To go along with that Tomm’s interiors are so amazingly detailed it’s scary good. From the opening and the graffiti on the Berlin Wall to the complete use of backgrounds, angles and perspectives that control the flow of the story are immensely impressive. There’s also the use of light and shadow here that can mesmerise the reader.
The opening here has all the hallmarks of this crazy creepy affair that sends the characters to a meeting in a manner that should never be able to exist. It’s that kind of imagination and thinking that makes us gravitate towards these types of Hickman’s stories. It also gives us a nice look at one of the characters we see later.
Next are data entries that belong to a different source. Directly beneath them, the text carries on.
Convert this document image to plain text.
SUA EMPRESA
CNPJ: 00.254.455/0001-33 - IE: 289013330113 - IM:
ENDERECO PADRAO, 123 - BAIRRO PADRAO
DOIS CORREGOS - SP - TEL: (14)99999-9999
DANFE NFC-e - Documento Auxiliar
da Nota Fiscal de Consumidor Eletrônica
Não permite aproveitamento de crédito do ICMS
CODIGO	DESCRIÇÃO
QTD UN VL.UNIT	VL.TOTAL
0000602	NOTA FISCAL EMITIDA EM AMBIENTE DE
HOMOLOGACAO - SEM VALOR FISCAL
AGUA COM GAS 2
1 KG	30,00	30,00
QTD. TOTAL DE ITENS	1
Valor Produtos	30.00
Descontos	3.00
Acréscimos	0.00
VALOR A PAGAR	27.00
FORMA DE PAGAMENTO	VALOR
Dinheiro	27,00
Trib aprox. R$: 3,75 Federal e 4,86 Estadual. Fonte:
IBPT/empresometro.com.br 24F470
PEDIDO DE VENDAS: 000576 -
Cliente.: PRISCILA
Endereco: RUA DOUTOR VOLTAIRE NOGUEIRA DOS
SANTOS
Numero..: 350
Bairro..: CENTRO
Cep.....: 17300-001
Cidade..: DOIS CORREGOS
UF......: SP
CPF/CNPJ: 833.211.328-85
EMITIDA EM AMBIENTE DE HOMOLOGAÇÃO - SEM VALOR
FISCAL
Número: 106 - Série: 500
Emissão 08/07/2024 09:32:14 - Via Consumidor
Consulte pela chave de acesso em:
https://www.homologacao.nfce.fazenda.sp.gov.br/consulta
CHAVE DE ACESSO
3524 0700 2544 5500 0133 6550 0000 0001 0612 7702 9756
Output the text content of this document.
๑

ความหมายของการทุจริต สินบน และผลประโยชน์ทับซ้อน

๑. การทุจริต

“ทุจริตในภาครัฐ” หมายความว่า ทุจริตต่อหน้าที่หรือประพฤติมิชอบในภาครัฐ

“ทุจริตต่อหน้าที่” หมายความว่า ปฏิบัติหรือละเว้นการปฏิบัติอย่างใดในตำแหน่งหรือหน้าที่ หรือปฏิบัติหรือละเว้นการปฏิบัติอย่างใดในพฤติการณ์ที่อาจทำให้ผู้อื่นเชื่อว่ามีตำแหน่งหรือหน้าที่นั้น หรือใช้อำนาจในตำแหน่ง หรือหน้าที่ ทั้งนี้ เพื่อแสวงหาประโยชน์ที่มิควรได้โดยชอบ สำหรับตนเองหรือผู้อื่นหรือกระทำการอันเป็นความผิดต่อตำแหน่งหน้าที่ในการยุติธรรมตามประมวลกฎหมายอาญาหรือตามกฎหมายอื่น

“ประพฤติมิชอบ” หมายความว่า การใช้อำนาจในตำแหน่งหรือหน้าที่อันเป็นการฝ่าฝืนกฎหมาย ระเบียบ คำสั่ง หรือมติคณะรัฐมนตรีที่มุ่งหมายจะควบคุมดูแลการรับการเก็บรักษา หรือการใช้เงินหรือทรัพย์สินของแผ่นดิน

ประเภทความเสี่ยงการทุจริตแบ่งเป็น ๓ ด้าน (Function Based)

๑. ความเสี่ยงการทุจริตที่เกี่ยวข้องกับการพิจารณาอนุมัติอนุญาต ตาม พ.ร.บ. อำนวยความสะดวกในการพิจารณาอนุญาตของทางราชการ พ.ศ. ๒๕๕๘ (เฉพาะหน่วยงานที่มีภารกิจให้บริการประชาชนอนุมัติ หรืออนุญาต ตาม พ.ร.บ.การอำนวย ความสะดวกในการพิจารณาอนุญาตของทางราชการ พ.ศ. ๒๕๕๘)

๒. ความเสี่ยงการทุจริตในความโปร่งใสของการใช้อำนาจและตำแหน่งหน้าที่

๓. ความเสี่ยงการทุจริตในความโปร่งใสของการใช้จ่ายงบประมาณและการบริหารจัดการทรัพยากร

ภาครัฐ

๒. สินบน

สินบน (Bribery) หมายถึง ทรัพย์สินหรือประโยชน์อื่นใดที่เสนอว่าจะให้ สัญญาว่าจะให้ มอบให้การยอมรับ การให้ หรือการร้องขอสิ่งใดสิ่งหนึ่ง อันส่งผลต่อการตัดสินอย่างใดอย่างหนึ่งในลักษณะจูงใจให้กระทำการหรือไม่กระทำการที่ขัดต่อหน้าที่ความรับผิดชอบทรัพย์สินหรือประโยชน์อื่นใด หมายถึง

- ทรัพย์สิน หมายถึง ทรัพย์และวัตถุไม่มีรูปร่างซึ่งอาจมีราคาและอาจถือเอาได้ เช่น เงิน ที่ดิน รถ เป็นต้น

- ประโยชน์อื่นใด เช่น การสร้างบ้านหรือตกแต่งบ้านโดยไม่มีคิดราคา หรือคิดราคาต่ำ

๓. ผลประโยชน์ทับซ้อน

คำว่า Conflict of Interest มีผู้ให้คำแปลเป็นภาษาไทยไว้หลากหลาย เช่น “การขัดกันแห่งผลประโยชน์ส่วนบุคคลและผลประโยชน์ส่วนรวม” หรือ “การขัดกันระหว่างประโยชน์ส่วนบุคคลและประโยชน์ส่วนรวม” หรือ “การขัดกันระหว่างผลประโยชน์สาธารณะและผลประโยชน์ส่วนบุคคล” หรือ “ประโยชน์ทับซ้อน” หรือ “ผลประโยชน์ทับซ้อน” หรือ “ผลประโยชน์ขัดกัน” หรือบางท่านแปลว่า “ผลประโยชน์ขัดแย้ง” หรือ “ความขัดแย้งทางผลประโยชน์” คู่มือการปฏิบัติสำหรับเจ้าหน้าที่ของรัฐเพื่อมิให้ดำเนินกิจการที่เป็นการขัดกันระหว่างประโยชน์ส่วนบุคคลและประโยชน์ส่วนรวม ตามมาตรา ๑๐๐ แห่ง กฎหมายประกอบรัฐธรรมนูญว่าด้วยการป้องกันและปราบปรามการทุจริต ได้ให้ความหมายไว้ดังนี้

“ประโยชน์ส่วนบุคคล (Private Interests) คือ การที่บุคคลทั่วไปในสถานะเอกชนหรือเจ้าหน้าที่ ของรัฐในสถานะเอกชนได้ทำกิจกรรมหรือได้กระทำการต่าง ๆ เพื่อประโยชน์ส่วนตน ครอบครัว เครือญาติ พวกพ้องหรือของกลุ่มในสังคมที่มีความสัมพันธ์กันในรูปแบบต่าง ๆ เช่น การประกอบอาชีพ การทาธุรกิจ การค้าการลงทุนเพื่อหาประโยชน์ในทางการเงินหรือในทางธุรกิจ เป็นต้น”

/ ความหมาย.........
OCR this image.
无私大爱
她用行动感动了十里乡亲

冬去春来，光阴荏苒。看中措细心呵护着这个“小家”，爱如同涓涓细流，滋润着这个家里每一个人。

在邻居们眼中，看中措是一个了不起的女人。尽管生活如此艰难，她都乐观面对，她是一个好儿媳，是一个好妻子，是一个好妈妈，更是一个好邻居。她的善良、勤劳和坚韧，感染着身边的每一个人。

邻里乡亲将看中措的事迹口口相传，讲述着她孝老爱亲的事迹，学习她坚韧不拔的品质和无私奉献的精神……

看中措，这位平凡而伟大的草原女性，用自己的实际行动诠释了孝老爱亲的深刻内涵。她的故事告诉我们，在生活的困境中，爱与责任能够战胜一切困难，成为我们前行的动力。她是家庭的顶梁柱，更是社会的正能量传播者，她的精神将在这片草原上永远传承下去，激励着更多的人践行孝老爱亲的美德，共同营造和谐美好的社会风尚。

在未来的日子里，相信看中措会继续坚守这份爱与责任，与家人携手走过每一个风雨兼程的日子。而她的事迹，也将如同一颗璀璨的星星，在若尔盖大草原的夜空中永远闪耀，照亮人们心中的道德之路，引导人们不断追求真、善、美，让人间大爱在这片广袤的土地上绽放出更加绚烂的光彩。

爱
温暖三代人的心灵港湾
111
I love the idea of this board meeting and the families in this almost Mob style scenario but it's so much grandeur in scope that that’s the only way to try and describe it. These are the families that run the world unbeknownst to the rest of us. It’s got all the drama and tension that could possibly imagine and then amp that up by 1000% and it’s like that. The characterisation here utterly phenomenal and the arrogance and just what’s said it amazes me no matter how many times I read it.
Detective Dumas might have a found an ally in Dr. Gaddis. Between their conversation and the one that he has with Ms. Rothschild there is so much unspoken information here that he’s going to have to think long and hard about pursuing this. Though if anything is certain he’s a man who doesn’t quit and since his family is steeped in Vodou and his knowledge of it and how he uses it on cases well there’s nothing he’s unprepared for….until now. Even with having seen the security tape of the building of their victim and the imminent arrest of a suspect along with advice from another possible ally Dumas really is in way over his head and hasn’t realised it yet.
The way this story is being told is both familiar to Hickman fans and yet completely unlike anything he’s done in the past. This is daring, different and difficult to turn away from.